Surtout qu’à cause de ce fameux crédit, certaines compagnies d’assurances refusent d’indemniser les clients qui avaient pourtant une couverture en cas d’annulation de voyage.

Bref, tout le monde se jette la pierre. Personne ne veut encaisser la perte. Et les clients restent pris avec le problème. De nombreux consommateurs m’ont fait part de leur désarroi.

Parmi eux, André et Hélène Chèvrefils, de Châteauguay, qui devaient partir pour deux semaines dans un tout-inclus au Mexique, à partir du 14 avril.

Avec les frontières fermées et les mesures de confinement exceptionnelles, bien sûr, Vacances Transat a annulé leur voyage qui avait coûté environ 5000 $. Pourtant, la compagnie n’offre pas de remboursement.

« Nous avons pris des mesures exceptionnelles dans des circonstances exceptionnelles de force majeure, en permettant à nos clients d’utiliser un crédit pendant 24 mois », m’a répondu la porte-parole de Transat, Debbie Cabana.

Les autres transporteurs comme Air Canada, WestJet et Sunwing ont des politiques semblables.

Mais Mme Chèvrefils préférerait un remboursement pur et simple. Surtout pour sa fille et son conjoint qui devaient les accompagner. « Ils sont deux travailleurs autonomes, avec un bébé en plus. Les 5000 $, ils les auraient pris maintenant », dit Hélène Chèvrefils.

Son mari et elle ont tenté de se faire indemniser par le programme d’assurance-voyage de leur carte de crédit Desjardins. Mais la couverture ne s’applique pas.

« Nous considérons comme un remboursement les crédits-voyage émis par un fournisseur de services de voyages », précise une petite clause à travers les 60 pages du guide d’assurance des cartes de crédit Or Odyssée, Or Voyages et Odyssée World Elite Desjardins.

Donc, pas d’indemnisation. Ah, les satanées exclusions des contrats d’assurance !

Alors, quoi d’autre ?

En théorie, les clients qui ont acheté leur voyage à distance (téléphone, web) avec leur carte de crédit pourraient utiliser la « rétrofacturation » qui est enchâssée dans la Loi sur la protection du consommateur.

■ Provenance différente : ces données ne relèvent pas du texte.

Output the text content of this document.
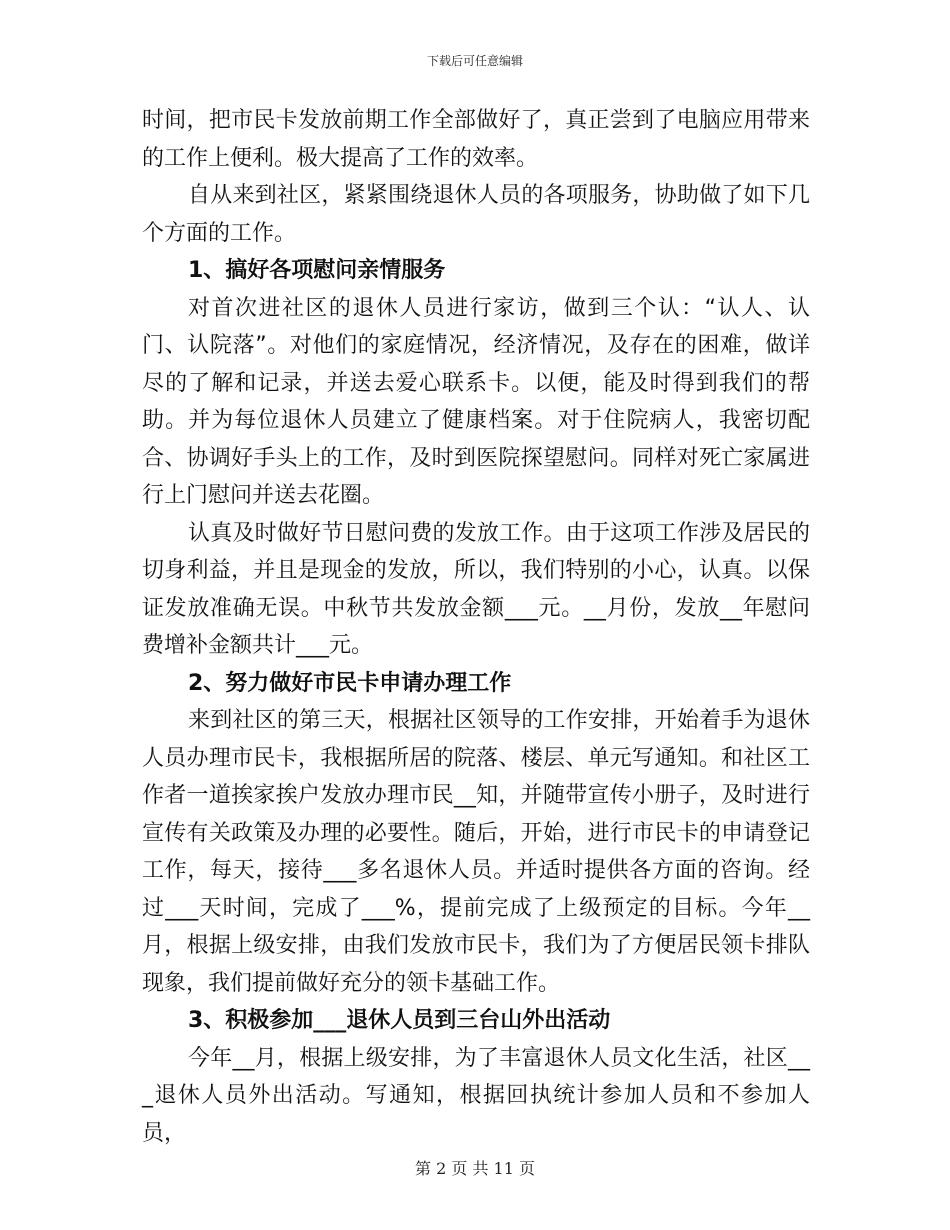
下载后可任意编辑

时间，把市民卡发放前期工作全部做好了，真正尝到了电脑应用带来的工作上便利。极大提高了工作的效率。

自从来到社区，紧紧围绕退休人员的各项服务，协助做了如下几个方面的工作。

1、搞好各项慰问亲情服务

对首次进社区的退休人员进行家访，做到三个认：“认人、认门、认院落”。对他们的家庭情况，经济情况，及存在的困难，做详尽的了解和记录，并送去爱心联系卡。以便，能及时得到我们的帮助。并为每位退休人员建立了健康档案。对于住院病人，我密切配合、协调好手头上的工作，及时到医院探望慰问。同样对死亡家属进行上门慰问并送去花圈。

认真及时做好节日慰问费的发放工作。由于这项工作涉及居民的切身利益，并且是现金的发放，所以，我们特别的小心，认真。以保证发放准确无误。中秋节共发放金额___元。__月份，发放__年慰问费增补金额共计___元。

2、努力做好市民卡申请办理工作

来到社区的第三天，根据社区领导的工作安排，开始着手为退休人员办理市民卡，我根据所居的院落、楼层、单元写通知。和社区工作者一道挨家挨户发放办理市民__知，并随带宣传小册子，及时进行宣传有关政策及办理的必要性。随后，开始，进行市民卡的申请登记工作，每天，接待___多名退休人员。并适时提供各方面的咨询。经过___天时间，完成了___%，提前完成了上级预定的目标。今年__月，根据上级安排，由我们发放市民卡，我们为了方便居民领卡排队现象，我们提前做好充分的领卡基础工作。

3、积极参加___退休人员到三台山外出活动

今年__月，根据上级安排，为了丰富退休人员文化生活，社区___退休人员外出活动。写通知，根据回执统计参加人员和不参加人员，

第 2 页 共 11 页
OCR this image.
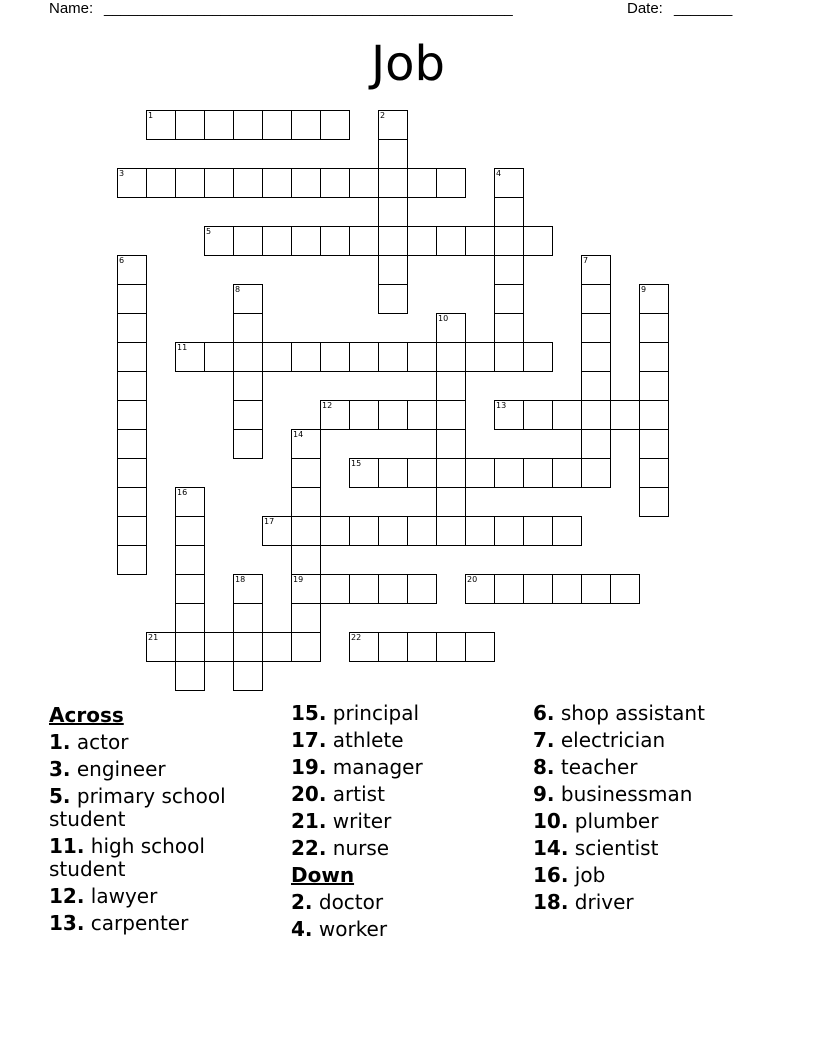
Name: _________________________________________________	Date: _______
Job
1	2
3	4
5
6	7
8	9
10
11
12	13
14
15
16
17
18	19	20
21	22
Across
1. actor
3. engineer
5. primary school student
11. high school student
12. lawyer
13. carpenter
15. principal
17. athlete
19. manager
20. artist
21. writer
22. nurse
Down
2. doctor
4. worker
6. shop assistant
7. electrician
8. teacher
9. businessman
10. plumber
14. scientist
16. job
18. driver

Cet outil permet aux consommateurs d’exiger que l’émetteur de leur carte de crédit leur redonne leur argent lorsqu’ils n’ont pas obtenu le service pour lequel ils avaient payé et que le commerçant refuse de les rembourser.

Mais trop souvent, les émetteurs se font tirer l’oreille pour appliquer la loi.

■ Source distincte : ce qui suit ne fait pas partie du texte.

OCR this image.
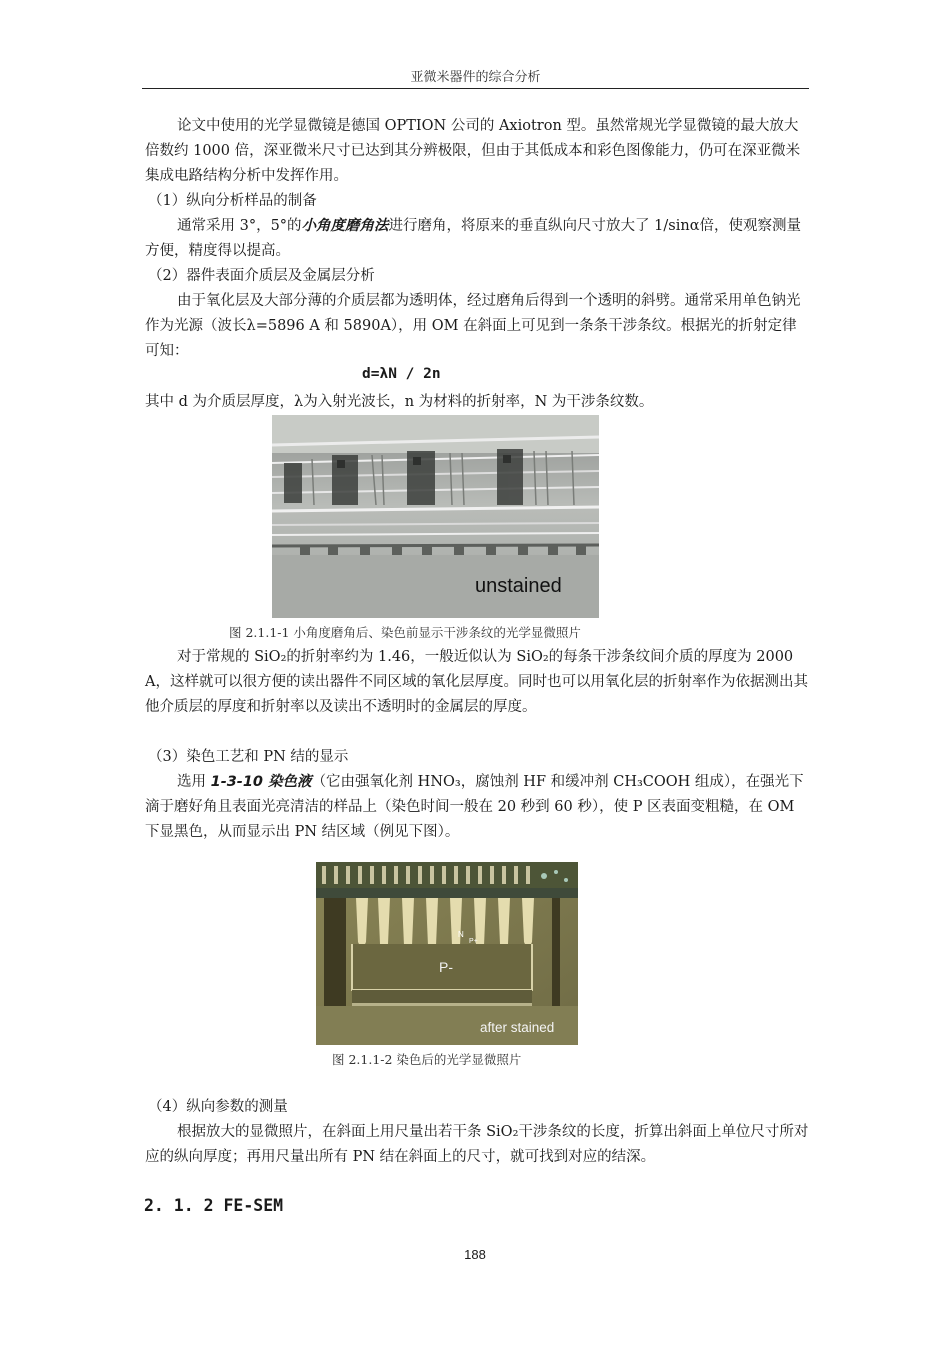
亚微米器件的综合分析
论文中使用的光学显微镜是德国 OPTION 公司的 Axiotron 型。虽然常规光学显微镜的最大放大倍数约 1000 倍，深亚微米尺寸已达到其分辨极限，但由于其低成本和彩色图像能力，仍可在深亚微米集成电路结构分析中发挥作用。
（1）纵向分析样品的制备
通常采用 3°，5°的小角度磨角法进行磨角，将原来的垂直纵向尺寸放大了 1/sinα倍，使观察测量方便，精度得以提高。
（2）器件表面介质层及金属层分析
由于氧化层及大部分薄的介质层都为透明体，经过磨角后得到一个透明的斜劈。通常采用单色钠光作为光源（波长λ=5896 A 和 5890A），用 OM 在斜面上可见到一条条干涉条纹。根据光的折射定律可知：
d=λN / 2n
其中 d 为介质层厚度，λ为入射光波长，n 为材料的折射率，N 为干涉条纹数。
unstained
图 2.1.1-1 小角度磨角后、染色前显示干涉条纹的光学显微照片
对于常规的 SiO₂的折射率约为 1.46，一般近似认为 SiO₂的每条干涉条纹间介质的厚度为 2000 A，这样就可以很方便的读出器件不同区域的氧化层厚度。同时也可以用氧化层的折射率作为依据测出其他介质层的厚度和折射率以及读出不透明时的金属层的厚度。
（3）染色工艺和 PN 结的显示
选用 1-3-10 染色液（它由强氧化剂 HNO₃，腐蚀剂 HF 和缓冲剂 CH₃COOH 组成），在强光下滴于磨好角且表面光亮清洁的样品上（染色时间一般在 20 秒到 60 秒），使 P 区表面变粗糙，在 OM 下显黑色，从而显示出 PN 结区域（例见下图）。
P-
N
P+
after stained
图 2.1.1-2 染色后的光学显微照片
（4）纵向参数的测量
根据放大的显微照片，在斜面上用尺量出若干条 SiO₂干涉条纹的长度，折算出斜面上单位尺寸所对应的纵向厚度；再用尺量出所有 PN 结在斜面上的尺寸，就可找到对应的结深。
2. 1. 2 FE-SEM
188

« Desjardins intervient comme un intermédiaire entre le client et le commerçant. Il appartient au commerçant de valider si l’entente contractuelle avait été respectée ou non et s’il désire rembourser », m’a justement répondu la porte-parole de la coopérative, Chantal Corbeil.

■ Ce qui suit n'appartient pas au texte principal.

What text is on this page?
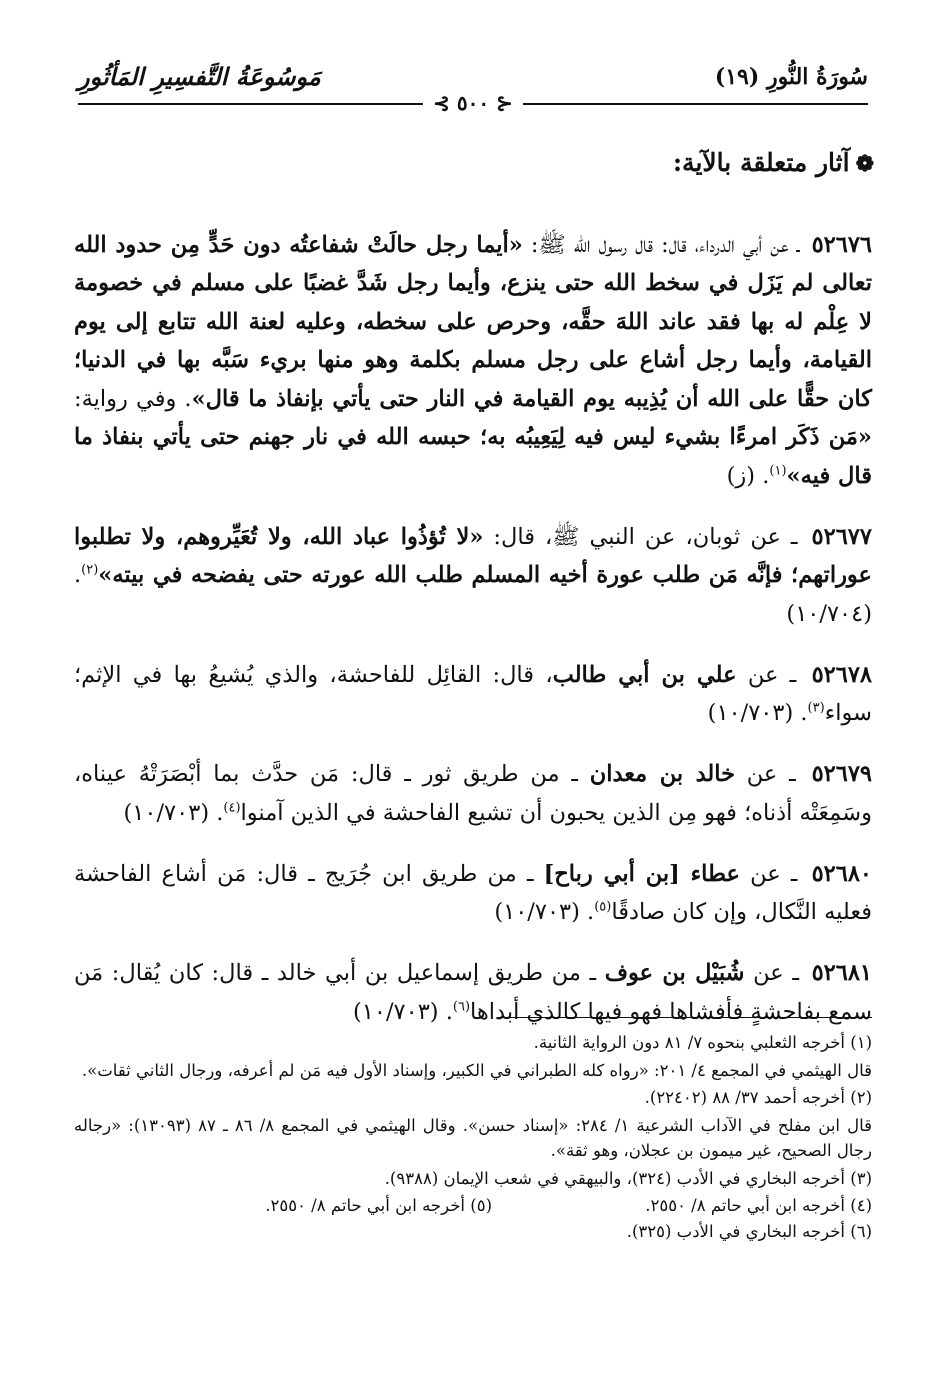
سُورَةُ النُّورِ (١٩)
مَوسُوعَةُ التَّفسِيرِ المَأثُورِ
⊰ ٥٠٠ ⊱
❁آثار متعلقة بالآية:

٥٢٦٧٦ ـ عن أبي الدرداء، قال: قال رسول الله ﷺ: «أيما رجل حالَتْ شفاعتُه دون حَدٍّ مِن حدود الله تعالى لم يَزَل في سخط الله حتى ينزع، وأيما رجل شَدَّ غضبًا على مسلم في خصومة لا عِلْم له بها فقد عاند اللهَ حقَّه، وحرص على سخطه، وعليه لعنة الله تتابع إلى يوم القيامة، وأيما رجل أشاع على رجل مسلم بكلمة وهو منها بريء سَبَّه بها في الدنيا؛ كان حقًّا على الله أن يُذِيبه يوم القيامة في النار حتى يأتي بإنفاذ ما قال». وفي رواية: «مَن ذَكَر امرءًا بشيء ليس فيه لِيَعِيبُه به؛ حبسه الله في نار جهنم حتى يأتي بنفاذ ما قال فيه»$^{(١)}$. (ز)

٥٢٦٧٧ ـ عن ثوبان، عن النبي ﷺ، قال: «لا تُؤذُوا عباد الله، ولا تُعَيِّروهم، ولا تطلبوا عوراتهم؛ فإنَّه مَن طلب عورة أخيه المسلم طلب الله عورته حتى يفضحه في بيته»$^{(٢)}$. (١٠/٧٠٤)

٥٢٦٧٨ ـ عن علي بن أبي طالب، قال: القائِل للفاحشة، والذي يُشيعُ بها في الإثم؛ سواء$^{(٣)}$. (١٠/٧٠٣)

٥٢٦٧٩ ـ عن خالد بن معدان ـ من طريق ثور ـ قال: مَن حدَّث بما أبْصَرَتْهُ عيناه، وسَمِعَتْه أذناه؛ فهو مِن الذين يحبون أن تشيع الفاحشة في الذين آمنوا$^{(٤)}$. (١٠/٧٠٣)

٥٢٦٨٠ ـ عن عطاء [بن أبي رباح] ـ من طريق ابن جُرَيج ـ قال: مَن أشاع الفاحشة فعليه النَّكال، وإن كان صادقًا$^{(٥)}$. (١٠/٧٠٣)

٥٢٦٨١ ـ عن شُبَيْل بن عوف ـ من طريق إسماعيل بن أبي خالد ـ قال: كان يُقال: مَن سمع بفاحشةٍ فأفشاها فهو فيها كالذي أبداها$^{(٦)}$. (١٠/٧٠٣)

(١) أخرجه الثعلبي بنحوه ٧/ ٨١ دون الرواية الثانية.

قال الهيثمي في المجمع ٤/ ٢٠١: «رواه كله الطبراني في الكبير، وإسناد الأول فيه مَن لم أعرفه، ورجال الثاني ثقات».

(٢) أخرجه أحمد ٣٧/ ٨٨ (٢٢٤٠٢).

قال ابن مفلح في الآداب الشرعية ١/ ٢٨٤: «إسناد حسن». وقال الهيثمي في المجمع ٨/ ٨٦ ـ ٨٧ (١٣٠٩٣): «رجاله رجال الصحيح، غير ميمون بن عجلان، وهو ثقة».

(٣) أخرجه البخاري في الأدب (٣٢٤)، والبيهقي في شعب الإيمان (٩٣٨٨).

(٤) أخرجه ابن أبي حاتم ٨/ ٢٥٥٠.

(٥) أخرجه ابن أبي حاتم ٨/ ٢٥٥٠.

(٦) أخرجه البخاري في الأدب (٣٢٥).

Par ailleurs, les clients qui ont fait affaire avec une agence de voyages peuvent aussi présenter une réclamation au Fonds d’indemnisation des clients des agences de voyages (FICAV).

Comme le gouvernement canadien a lancé un avertissement officiel à éviter tout voyage non essentiel, les clients pourraient obtenir un remboursement complet. Mais un doute subsiste…

Qu’en sera-t-il si le transporteur offre un crédit ? « Ce sont des situations juridiques complexes au sujet desquelles il est difficile de se prononcer sans faire une analyse au cas par cas », indique le site web de l’Office de la protection du consommateur (OPC).

Les voyageurs auront du mal à en avoir le cœur net, puisque l’OPC a fermé son centre d’appels. Et même si les consommateurs ont accès au FICAV, ils devront sûrement attendre des lunes avant que leur réclamation soit traitée.

Mais de toute façon, il me semble que les transporteurs ne peuvent pas se défiler ainsi. L’Office des transports du Canada a déjà reconnu « le droit fondamental des passagers à un remboursement pour les parties inutilisées de leurs billets advenant que le transporteur ne soit pas en mesure d’offrir un service », explique Me Réjean Paul Forget, de Perrier Avocats.

Le 20 mars, l’avocat a déposé une demande d’action collective au nom de tous les clients qui n’ont pas pu être remboursés par Transat A.T., Transat Tours Canada (Vacances Transat), Air Canada et Touram (Vacances Air Canada).

Fort bien. Mais cela risque de prendre des années avant d’aboutir et de coûter des sommes colossales en frais d’avocats.

Vraiment, il serait beaucoup plus simple que les transporteurs offrent un remboursement dès maintenant à leurs clients. Car c’est maintenant qu’ils en ont besoin. Maintenant que le gouvernement est obligé de fournir des prestations d’urgence pour venir en aide aux ménages en détresse.